BEIJING – Around 200 million doses of COVID-19 vaccine have been administered so far inside China, with an emphasis on front-line workers, university students and people living in border areas, health officials said.

China is ramping up vaccination efforts after a slow start that was due in part to the virtual elimination of domestic transmission of the coronavirus. Just two local cases were reported on Wednesday, both in the city of Ruili, which borders on Myanmar.

China has approved five domestically produced vaccines and exported millions of doses, although some scientists believe they provide less protection that those by Pfizer, Moderna and AstraZeneca. The Chinese vaccines have an efficacy range of 50.7% to 79.3%, based on company data, lower than their foreign peers but still effective.

It wasn’t immediately clear how many people had received both their first and second shots of vaccine.

“At present, vaccination efforts in key areas and key population groups are progressing smoothly overall,” Cui Gang, an official with the Center for Disease Control, told reporters at a news conference Wednesday. Already, 80% of workers in the health sector have received at least one injection of vaccine, Cui said.

Cities across China have been reporting shortages with some people saying they could not get an appointment to get a second dose, National Health Commission spokesman Mi Feng said. Health officials acknowledged the difficulties and said local governments should aim to make sure the second shot was provided within eight weeks.
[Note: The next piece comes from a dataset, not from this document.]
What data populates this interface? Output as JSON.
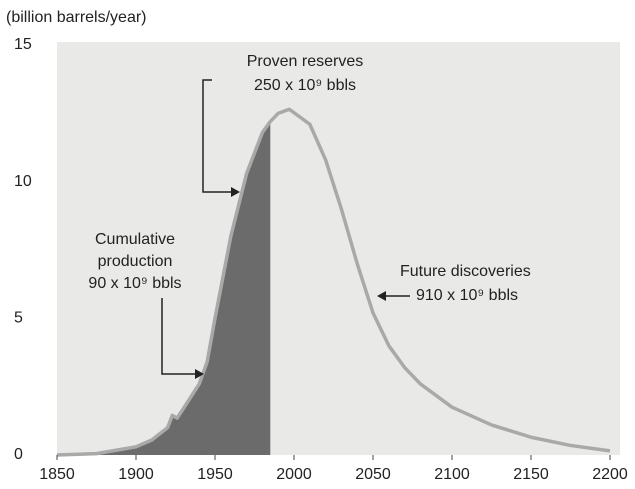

China is giving millions of shots a day, and its goal is vaccinating 560 million of the country’s 1.4 billion people by mid-June.

China locked down the city of Wuhan for more than two months starting in January 2020 after the coronavirus was first detected there in late 2019. Wuhan became known as the epicenter of the pandemic, although Beijing has suggested the virus might have been circulating earlier and possibly brought to China from abroad.